This post is the introduction to a series of blogs regarding strategies for negotiating strong escrow contracts. In order to get started, here are three points of emphasis for participating in an escrow relationship which we will revisit throughout this blog series:
- Establish a Goal
- Determine the requirements for achieving your goal (escrow deposit content)
- Create an escrow deposit schedule
A standard Iron Mountain Escrow Agreement is approximately 10 pages long and includes five pages of terms and conditions. One of the keys to a successful escrow agreement is the contract language. The best examples of escrow negotiations by lawyers focus on six sections of the agreement. Here are the six sections to be aware of, during your next escrow negotiation:
- Escrow deposit content and update schedule
- Technical verification rights
- Payment of fees and dispute resolution
- Release conditions
- Release mechanism, objection period and contrary instructions
- Rights to use following release
This blog series will cover strategies for each major section of the escrow agreement. I’ll share best practices I’ve learned through my experiences working with our customers – which includes 93% of the Fortune 500 companies.
Food for thought: An escrow agreement is a contingency plan in the event the unexpected happens. Here are three things to consider when you’re measuring your risk factors for a particular solution:
- Criticality of the software?
- How customized is the solution?
- How long can you operate without the solution?

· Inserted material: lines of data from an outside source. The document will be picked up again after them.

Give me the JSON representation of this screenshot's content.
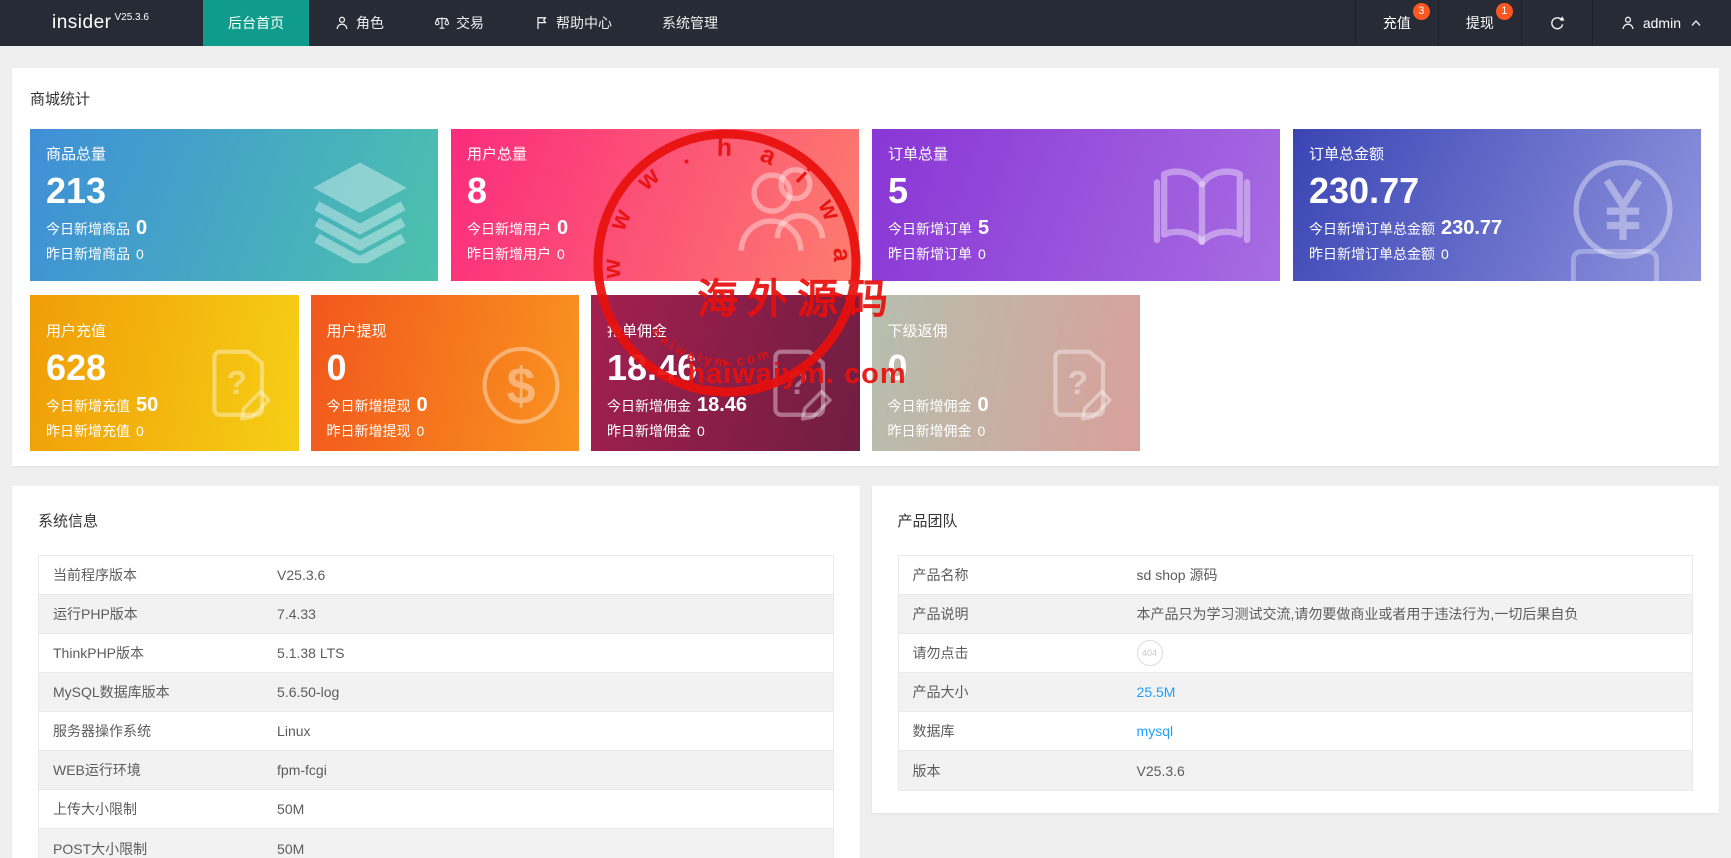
{
  "navbar": {
    "brand": "insider",
    "brand_version": "V25.3.6",
    "menu": [
      {
        "label": "后台首页",
        "icon": null,
        "active": true
      },
      {
        "label": "角色",
        "icon": "person-icon",
        "active": false
      },
      {
        "label": "交易",
        "icon": "scales-icon",
        "active": false
      },
      {
        "label": "帮助中心",
        "icon": "flag-icon",
        "active": false
      },
      {
        "label": "系统管理",
        "icon": null,
        "active": false
      }
    ],
    "shortcuts": [
      {
        "label": "充值",
        "badge": "3"
      },
      {
        "label": "提现",
        "badge": "1"
      }
    ],
    "user": {
      "name": "admin"
    }
  },
  "stats": {
    "title": "商城统计",
    "cards_row1": [
      {
        "title": "商品总量",
        "value": "213",
        "today_label": "今日新增商品",
        "today_value": "0",
        "yesterday_label": "昨日新增商品",
        "yesterday_value": "0",
        "icon": "layers-icon",
        "gradient": {
          "angle": 110,
          "from": "#3f8fd8",
          "to": "#4cc2ad"
        }
      },
      {
        "title": "用户总量",
        "value": "8",
        "today_label": "今日新增用户",
        "today_value": "0",
        "yesterday_label": "昨日新增用户",
        "yesterday_value": "0",
        "icon": "users-icon",
        "gradient": {
          "angle": 110,
          "from": "#fb2b7d",
          "to": "#fd7d6e"
        }
      },
      {
        "title": "订单总量",
        "value": "5",
        "today_label": "今日新增订单",
        "today_value": "5",
        "yesterday_label": "昨日新增订单",
        "yesterday_value": "0",
        "icon": "book-icon",
        "gradient": {
          "angle": 110,
          "from": "#8936d5",
          "to": "#a76ce2"
        }
      },
      {
        "title": "订单总金额",
        "value": "230.77",
        "today_label": "今日新增订单总金额",
        "today_value": "230.77",
        "yesterday_label": "昨日新增订单总金额",
        "yesterday_value": "0",
        "icon": "yen-circle-icon",
        "gradient": {
          "angle": 115,
          "from": "#3a45b4",
          "to": "#8f93dd"
        }
      }
    ],
    "cards_row2": [
      {
        "title": "用户充值",
        "value": "628",
        "today_label": "今日新增充值",
        "today_value": "50",
        "yesterday_label": "昨日新增充值",
        "yesterday_value": "0",
        "icon": "doc-question-icon",
        "gradient": {
          "angle": 100,
          "from": "#f09d08",
          "to": "#f6cf15"
        }
      },
      {
        "title": "用户提现",
        "value": "0",
        "today_label": "今日新增提现",
        "today_value": "0",
        "yesterday_label": "昨日新增提现",
        "yesterday_value": "0",
        "icon": "dollar-circle-icon",
        "gradient": {
          "angle": 100,
          "from": "#f2571d",
          "to": "#f9941f"
        }
      },
      {
        "title": "抢单佣金",
        "value": "18.46",
        "today_label": "今日新增佣金",
        "today_value": "18.46",
        "yesterday_label": "昨日新增佣金",
        "yesterday_value": "0",
        "icon": "doc-question-icon",
        "gradient": {
          "angle": 105,
          "from": "#a31f4f",
          "to": "#6f1e41"
        }
      },
      {
        "title": "下级返佣",
        "value": "0",
        "today_label": "今日新增佣金",
        "today_value": "0",
        "yesterday_label": "昨日新增佣金",
        "yesterday_value": "0",
        "icon": "doc-question-icon",
        "gradient": {
          "angle": 100,
          "from": "#b6bfae",
          "to": "#d9a09a"
        }
      }
    ]
  },
  "system_info": {
    "title": "系统信息",
    "rows": [
      {
        "label": "当前程序版本",
        "value": "V25.3.6",
        "type": "text"
      },
      {
        "label": "运行PHP版本",
        "value": "7.4.33",
        "type": "text"
      },
      {
        "label": "ThinkPHP版本",
        "value": "5.1.38 LTS",
        "type": "text"
      },
      {
        "label": "MySQL数据库版本",
        "value": "5.6.50-log",
        "type": "text"
      },
      {
        "label": "服务器操作系统",
        "value": "Linux",
        "type": "text"
      },
      {
        "label": "WEB运行环境",
        "value": "fpm-fcgi",
        "type": "text"
      },
      {
        "label": "上传大小限制",
        "value": "50M",
        "type": "text"
      },
      {
        "label": "POST大小限制",
        "value": "50M",
        "type": "text"
      }
    ]
  },
  "product_team": {
    "title": "产品团队",
    "rows": [
      {
        "label": "产品名称",
        "value": "sd shop 源码",
        "type": "text"
      },
      {
        "label": "产品说明",
        "value": "本产品只为学习测试交流,请勿要做商业或者用于违法行为,一切后果自负",
        "type": "text"
      },
      {
        "label": "请勿点击",
        "value": "404",
        "type": "badge"
      },
      {
        "label": "产品大小",
        "value": "25.5M",
        "type": "link"
      },
      {
        "label": "数据库",
        "value": "mysql",
        "type": "link"
      },
      {
        "label": "版本",
        "value": "V25.3.6",
        "type": "text"
      }
    ]
  },
  "watermark": {
    "arc_text": "w w w . h a i w a i y m . c o m",
    "center_text": "海外源码",
    "main_text": "haiwaiym. com",
    "bottom_text": "h a i w a i y m . c o m",
    "color": "#e8100d"
  }
}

Of course, a fourth is the stability of the software provider, but that is always the case when evaluating risk with third parties.
As you proceed it’s important to establish a program that reflects best practices and ties into risk management goals. Consider a repeatable process via the right agreement – a three-party or a master escrow agreement – for all of your mission-critical business relationships. Make sure you introduce your escrow requirements at the beginning of the licensing or subscription process to avoid delays and potential conflicts. Last but not least, stay on top of your escrow relationships. Audit your escrow agreements annually to ensure they are up-to-date and adhere to best practices.